Apache Hive 3 tables

You can create ACID (atomic, consistent, isolated, and durable) tables for unlimited transactions or for insert-only transactions. These tables are Hive managed tables. Alternatively, you can create an external table for non-transactional use. Because Hive control of the external table is weak, the table is not ACID compliant.

The following diagram depicts the Hive table types.

The following matrix includes the same information: types of tables you can create using Hive, whether or not ACID properties are supported, required storage format, and key SQL operations.


Table Type	ACID	File Format	INSERT	UPDATE/DELETE
Managed: CRUD transactional	Yes	ORC	Yes	Yes
Managed: Insert-only transactional	Yes	Any	Yes	No
Managed: Temporary	No	Any	Yes	No
External	No	Any	Yes	No

Although you cannot use the SQL UPDATE or DELETE statements to delete data in some types of tables, you can use DROP PARTITION on any table type to delete the data.

Table storage formats

The data in CRUD tables must be in ORC format. Implementing a storage handler that supports AcidInputFormat and AcidOutputFormat is equivalent to specifying ORC storage.

Insert-only tables support all file formats.

The managed table storage type is Optimized Row Column (ORC) by default. If you accept the default by not specifying any storage during table creation, or if you specify ORC storage, you get an ACID table with insert, update, and delete (CRUD) capabilities. If you specify any other storage type, such as text, CSV, AVRO, or JSON, you get an insert-only ACID table. You cannot update or delete columns in the insert-only table.

Transactional tables

Transactional tables are ACID tables that reside in the Hive warehouse. To achieve ACID compliance, Hive has to manage the table, including access to the table data. Only through Hive can you access and change the data in managed tables. Because Hive has full control of managed tables, Hive can optimize these tables extensively.

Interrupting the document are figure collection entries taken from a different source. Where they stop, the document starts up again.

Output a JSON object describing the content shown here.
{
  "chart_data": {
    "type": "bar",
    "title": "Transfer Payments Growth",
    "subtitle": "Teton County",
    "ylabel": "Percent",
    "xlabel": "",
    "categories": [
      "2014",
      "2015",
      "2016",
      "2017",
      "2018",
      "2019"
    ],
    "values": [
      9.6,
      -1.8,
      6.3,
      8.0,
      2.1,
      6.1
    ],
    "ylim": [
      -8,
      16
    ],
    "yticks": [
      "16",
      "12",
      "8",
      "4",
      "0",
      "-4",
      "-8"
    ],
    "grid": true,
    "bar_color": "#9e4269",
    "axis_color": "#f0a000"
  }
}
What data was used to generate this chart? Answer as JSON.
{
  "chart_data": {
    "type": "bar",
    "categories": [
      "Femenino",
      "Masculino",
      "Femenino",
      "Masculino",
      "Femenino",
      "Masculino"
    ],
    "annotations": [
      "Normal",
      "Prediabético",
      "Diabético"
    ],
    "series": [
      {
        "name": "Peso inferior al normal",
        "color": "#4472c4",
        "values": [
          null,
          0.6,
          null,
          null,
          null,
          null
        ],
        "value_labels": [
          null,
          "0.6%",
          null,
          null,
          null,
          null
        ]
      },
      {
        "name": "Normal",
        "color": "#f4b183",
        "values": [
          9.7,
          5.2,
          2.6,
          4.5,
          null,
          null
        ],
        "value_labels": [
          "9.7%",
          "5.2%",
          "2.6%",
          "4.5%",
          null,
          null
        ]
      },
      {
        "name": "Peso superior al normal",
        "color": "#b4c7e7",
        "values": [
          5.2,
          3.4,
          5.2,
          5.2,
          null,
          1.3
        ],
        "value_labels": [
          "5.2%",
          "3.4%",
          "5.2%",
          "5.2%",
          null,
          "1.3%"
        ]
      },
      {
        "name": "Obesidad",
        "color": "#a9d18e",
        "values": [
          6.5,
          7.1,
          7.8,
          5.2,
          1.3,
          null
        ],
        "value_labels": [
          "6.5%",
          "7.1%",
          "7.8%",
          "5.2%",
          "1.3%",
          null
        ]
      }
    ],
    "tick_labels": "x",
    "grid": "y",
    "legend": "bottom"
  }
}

Hive is designed to support a relatively low rate of transactions, as opposed to serving as an online analytical processing (OLAP) system. You can use the SHOW TRANSACTIONS command to list open and aborted transactions.

Transactional tables in Hive 3 are on a par with non-ACID tables. No bucketing or sorting is required in Hive 3 transactional tables. Bucketing does not affect performance. These tables are compatible with native cloud storage.

Hive supports one statement per transaction, which can include any number of rows, partitions, or tables.

External tables

External table data is not owned or controlled by Hive. You typically use an external table when you want to access data directly at the file level, using a tool other than Hive. You can also use a storage handler, such as Druid or HBase, to create a table that resides outside the Hive metastore.

Hive 3 does not support the following capabilities for external tables:

Query cache
Materialized views, except in a limited way
Automatic runtime filtering
File merging after insert

When you run DROP TABLE on an external table, by default Hive drops only the metadata (schema). If you want the DROP TABLE command to also remove the actual data in the external table, as DROP TABLE does on a managed table, you need to set the external.table.purge property to true as described later.

Security and Spark access

The following table and subsequent sections cover other differences between managed, transactional and external tables:


Table type	Security	Spark access	Optimizations
Managed (transactional)	Ranger authorization only, no SBA	Yes, using Hive Warehouse Connector	Statistics and others
External	Ranger or SBA, which requires an ACL in HDFS	Yes, direct file access	Limited

Location of tables in HDP 3.x

Managed tables reside in the managed tablespace, which only Hive can access. By default, Hive assumes external tables reside in the external tablespace. The warehouse tablespaces are shown in the Files view in Ambari:

To determine the managed or external table type, you can run the DESCRIBE EXTENDED table_name command.

Hive limitations and prerequisites

Hive is not designed to replace systems such as MySQL or HBase. If upgrading from an earlier version to Hive 3, you must run a major compaction to use your transactional tables.